She Had Loved Him

She wasn't always right, not like people seemed to think. She always said that she was his dark half. But that wasn't true, not really; he was as dark as she, in ways she did not notice. In fact, it was he who had pushed her into their relationship in the first place, he who had taken the initiative to forget whatever taboos society placed on them and just love because they loved each other.

She thought, of course, that she didn't love him like that, that it was just a thing for lust's sake. But he had seen the way she looked at him when they were lying next to each other in bed, both spent and exhausted after lovemaking, when she thought that he was asleep.

No, there was very little she was wrong about, but on those two counts she was as mistaken as she could be. She gained darkness from he as surely as he from her, and, try as she might to deny it, she loved him in all the same ways he loved her, all lustful cravings aside.

They had had many years together the first time the Pevensie children entered Narnia and reigned for many, many years in what would later be known as the Golden Age. Time passes differently in Narnia, they always knew. They spent hundreds of years together, slowly aging, before the Pevensies had to return to England. It was a shock for both of them to experience such an abrupt age difference in the midst of what was a passionate, smoldering relationship- everything changed then, the depth of the feelings they'd had hardly capable within an adolescent body. It was difficult for him to find a way to grasp just what sort of love he had fallen into while a King in Narnia.

But it was, in the end, he who tried to rekindle the slowly dying embers once he had left to boarding school with his brother, checking all the closets for ways he could get back to Narnia and meet with her. But, alas, the closets were just closets.

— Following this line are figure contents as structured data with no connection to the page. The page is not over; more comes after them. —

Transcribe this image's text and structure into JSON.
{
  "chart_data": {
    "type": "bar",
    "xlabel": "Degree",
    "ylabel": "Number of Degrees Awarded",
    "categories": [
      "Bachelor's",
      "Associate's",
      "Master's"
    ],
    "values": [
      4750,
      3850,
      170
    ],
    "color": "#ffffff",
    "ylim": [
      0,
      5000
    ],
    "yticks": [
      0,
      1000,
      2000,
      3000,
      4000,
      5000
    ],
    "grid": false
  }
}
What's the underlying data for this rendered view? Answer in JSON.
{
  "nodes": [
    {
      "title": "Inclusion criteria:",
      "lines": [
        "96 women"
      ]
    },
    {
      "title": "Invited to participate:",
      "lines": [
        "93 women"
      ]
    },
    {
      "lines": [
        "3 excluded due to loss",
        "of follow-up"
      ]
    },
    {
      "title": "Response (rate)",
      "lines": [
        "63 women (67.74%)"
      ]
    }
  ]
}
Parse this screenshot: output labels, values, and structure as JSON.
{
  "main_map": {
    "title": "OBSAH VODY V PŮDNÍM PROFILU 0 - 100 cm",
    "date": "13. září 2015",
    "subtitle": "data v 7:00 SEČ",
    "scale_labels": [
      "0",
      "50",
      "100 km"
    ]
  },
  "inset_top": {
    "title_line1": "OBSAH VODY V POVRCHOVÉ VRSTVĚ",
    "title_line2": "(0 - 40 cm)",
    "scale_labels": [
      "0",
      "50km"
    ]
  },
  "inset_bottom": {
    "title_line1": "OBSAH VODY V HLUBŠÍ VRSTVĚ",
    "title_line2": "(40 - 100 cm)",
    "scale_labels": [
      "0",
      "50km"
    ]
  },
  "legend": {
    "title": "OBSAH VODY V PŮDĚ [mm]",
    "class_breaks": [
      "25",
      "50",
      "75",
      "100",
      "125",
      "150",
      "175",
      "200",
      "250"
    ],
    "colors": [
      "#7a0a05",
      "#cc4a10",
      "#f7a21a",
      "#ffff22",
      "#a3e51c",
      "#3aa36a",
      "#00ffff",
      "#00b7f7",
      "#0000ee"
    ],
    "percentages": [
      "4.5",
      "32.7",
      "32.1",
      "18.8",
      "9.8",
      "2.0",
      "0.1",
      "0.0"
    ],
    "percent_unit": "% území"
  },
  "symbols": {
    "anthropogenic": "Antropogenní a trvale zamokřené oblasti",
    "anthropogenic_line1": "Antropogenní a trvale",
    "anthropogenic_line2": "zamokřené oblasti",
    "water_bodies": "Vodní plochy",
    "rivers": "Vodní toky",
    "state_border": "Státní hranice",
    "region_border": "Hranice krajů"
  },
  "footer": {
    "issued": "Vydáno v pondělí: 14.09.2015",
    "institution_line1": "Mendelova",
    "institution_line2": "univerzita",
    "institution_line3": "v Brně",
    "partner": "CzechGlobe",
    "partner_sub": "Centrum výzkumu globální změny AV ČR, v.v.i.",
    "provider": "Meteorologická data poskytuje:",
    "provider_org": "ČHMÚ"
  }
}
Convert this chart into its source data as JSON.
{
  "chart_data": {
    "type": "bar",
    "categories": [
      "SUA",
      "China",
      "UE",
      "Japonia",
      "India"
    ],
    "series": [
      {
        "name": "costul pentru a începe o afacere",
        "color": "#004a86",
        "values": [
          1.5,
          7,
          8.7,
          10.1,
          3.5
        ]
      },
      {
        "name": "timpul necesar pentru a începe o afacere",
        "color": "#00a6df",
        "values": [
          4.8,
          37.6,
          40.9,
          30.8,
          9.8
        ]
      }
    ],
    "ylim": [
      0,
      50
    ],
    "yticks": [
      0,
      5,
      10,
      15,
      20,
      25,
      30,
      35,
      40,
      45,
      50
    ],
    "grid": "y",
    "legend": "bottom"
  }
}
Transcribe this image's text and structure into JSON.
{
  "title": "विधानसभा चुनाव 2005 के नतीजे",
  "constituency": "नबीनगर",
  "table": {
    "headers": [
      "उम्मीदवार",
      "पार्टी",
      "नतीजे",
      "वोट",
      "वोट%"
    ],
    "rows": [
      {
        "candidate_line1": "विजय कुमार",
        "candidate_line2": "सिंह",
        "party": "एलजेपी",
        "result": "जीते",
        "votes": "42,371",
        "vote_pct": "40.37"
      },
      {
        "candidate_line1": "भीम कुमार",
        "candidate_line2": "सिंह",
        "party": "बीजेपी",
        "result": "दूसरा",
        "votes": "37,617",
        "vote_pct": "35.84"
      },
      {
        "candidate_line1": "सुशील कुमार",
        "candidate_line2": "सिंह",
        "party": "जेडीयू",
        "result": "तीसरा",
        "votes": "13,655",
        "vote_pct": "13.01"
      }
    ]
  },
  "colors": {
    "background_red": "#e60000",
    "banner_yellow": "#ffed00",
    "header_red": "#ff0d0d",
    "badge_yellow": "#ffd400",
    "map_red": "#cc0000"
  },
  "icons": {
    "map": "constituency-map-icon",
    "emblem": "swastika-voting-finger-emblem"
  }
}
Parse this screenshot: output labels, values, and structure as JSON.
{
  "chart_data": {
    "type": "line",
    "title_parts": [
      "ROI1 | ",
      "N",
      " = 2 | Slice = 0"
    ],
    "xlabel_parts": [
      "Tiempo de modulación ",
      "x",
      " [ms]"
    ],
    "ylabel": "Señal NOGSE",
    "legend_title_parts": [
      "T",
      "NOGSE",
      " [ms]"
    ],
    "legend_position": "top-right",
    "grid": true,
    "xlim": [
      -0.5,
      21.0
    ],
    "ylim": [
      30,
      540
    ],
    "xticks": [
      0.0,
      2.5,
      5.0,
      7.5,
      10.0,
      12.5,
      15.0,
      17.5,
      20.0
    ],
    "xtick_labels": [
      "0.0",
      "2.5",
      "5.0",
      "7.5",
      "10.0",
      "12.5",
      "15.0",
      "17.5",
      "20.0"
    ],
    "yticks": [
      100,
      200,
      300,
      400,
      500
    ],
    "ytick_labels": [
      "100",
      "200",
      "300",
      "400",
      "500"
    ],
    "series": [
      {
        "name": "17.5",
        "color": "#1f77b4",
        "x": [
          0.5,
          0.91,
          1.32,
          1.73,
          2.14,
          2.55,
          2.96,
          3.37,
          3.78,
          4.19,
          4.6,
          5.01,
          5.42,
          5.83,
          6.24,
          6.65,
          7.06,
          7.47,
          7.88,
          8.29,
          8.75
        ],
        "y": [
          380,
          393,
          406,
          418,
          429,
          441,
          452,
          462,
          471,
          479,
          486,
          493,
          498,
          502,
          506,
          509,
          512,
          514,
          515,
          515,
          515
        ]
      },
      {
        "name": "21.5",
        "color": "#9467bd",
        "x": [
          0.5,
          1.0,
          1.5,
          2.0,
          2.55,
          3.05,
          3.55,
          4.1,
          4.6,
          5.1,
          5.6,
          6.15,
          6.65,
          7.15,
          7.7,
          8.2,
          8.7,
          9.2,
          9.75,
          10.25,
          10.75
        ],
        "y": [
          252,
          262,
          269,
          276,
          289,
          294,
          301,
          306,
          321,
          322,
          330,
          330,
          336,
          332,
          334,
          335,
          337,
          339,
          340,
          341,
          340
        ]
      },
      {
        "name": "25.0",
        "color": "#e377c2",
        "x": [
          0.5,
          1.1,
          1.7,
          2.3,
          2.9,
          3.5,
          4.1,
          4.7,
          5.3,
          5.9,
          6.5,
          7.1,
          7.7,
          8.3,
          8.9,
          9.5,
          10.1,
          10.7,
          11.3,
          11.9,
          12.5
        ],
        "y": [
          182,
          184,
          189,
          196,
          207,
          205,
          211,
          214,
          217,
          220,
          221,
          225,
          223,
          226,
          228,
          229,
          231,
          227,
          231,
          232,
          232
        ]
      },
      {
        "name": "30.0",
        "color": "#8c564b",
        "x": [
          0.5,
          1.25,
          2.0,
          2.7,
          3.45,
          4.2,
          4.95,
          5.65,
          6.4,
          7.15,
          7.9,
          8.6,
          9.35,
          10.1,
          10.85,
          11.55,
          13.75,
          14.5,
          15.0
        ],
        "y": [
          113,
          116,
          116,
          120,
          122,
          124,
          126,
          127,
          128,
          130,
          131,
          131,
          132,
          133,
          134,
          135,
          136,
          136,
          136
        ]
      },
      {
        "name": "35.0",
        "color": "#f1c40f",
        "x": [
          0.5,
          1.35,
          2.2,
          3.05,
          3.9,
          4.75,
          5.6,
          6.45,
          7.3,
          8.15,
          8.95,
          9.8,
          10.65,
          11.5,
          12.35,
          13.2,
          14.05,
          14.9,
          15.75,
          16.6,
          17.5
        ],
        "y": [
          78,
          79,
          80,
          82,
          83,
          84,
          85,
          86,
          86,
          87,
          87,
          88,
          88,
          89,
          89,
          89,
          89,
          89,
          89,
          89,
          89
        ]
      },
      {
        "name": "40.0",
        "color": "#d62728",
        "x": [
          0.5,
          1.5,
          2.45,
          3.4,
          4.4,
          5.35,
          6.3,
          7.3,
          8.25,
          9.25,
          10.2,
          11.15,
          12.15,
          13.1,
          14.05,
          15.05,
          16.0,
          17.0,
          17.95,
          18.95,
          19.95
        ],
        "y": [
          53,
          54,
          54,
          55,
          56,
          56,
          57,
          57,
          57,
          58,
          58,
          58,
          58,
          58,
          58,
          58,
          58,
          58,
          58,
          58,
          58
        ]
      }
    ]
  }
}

There had been a time she had denied the existence of such a relationship at all, reviled at the thought that such a tabooed commingling could take place. She denied, at that time, much of the truths she had once accepted about Narnia, the place that was home to her.

That was the last time he managed to meet with her in private to talk about such a thing- it was always awkward to even think about in England, though the shadow of desire never really left the back of his mind. After all, Aslan had been right; the elder two Pevensie children would not enter Narnia again until the end of all things.

And now, it was the end of all things. He understood now, a little, what she had been doing when she had denied the relationship between the two of them. But it still was heartbreaking that such a denial had occurred, for that was what separated them now. He would go on to the Narnia that lies beyond; and she would not. Aslan would not allow her. She had twisted her once dearly-held beliefs about Narnia, and about what they had once had. She had denied him, and so denied all her belief in what Narnia was supposed to be, refusing to believe in Aslan's vision of the Narnia that lies beyond. She denied him, and so denied what made up the emotional part of herself.

She always had been wrong about that, after all; he was as dark as she. And now that she was denying that, she found it difficult to see properly, like the contrast had been removed from her vision. She couldn't taste. What good is the sweet when there is no musky, bitterness with which to compare it? Saccharin delights only go so far before they seem too sweet, lacking the sharper edge he had given to the hedonist in her. They were torn from each other.

The other Pevensie children, at least those that had gone with him to the Narnia beyond, did not quite understand the depth of his loss. They couldn't fathom on what level their eldest brother missed Susan, only that it was a dark longing that they did not want to look at too closely. If they had asked, Peter would only have said that, no matter what people thought, Susan wasn't always right. She had loved him.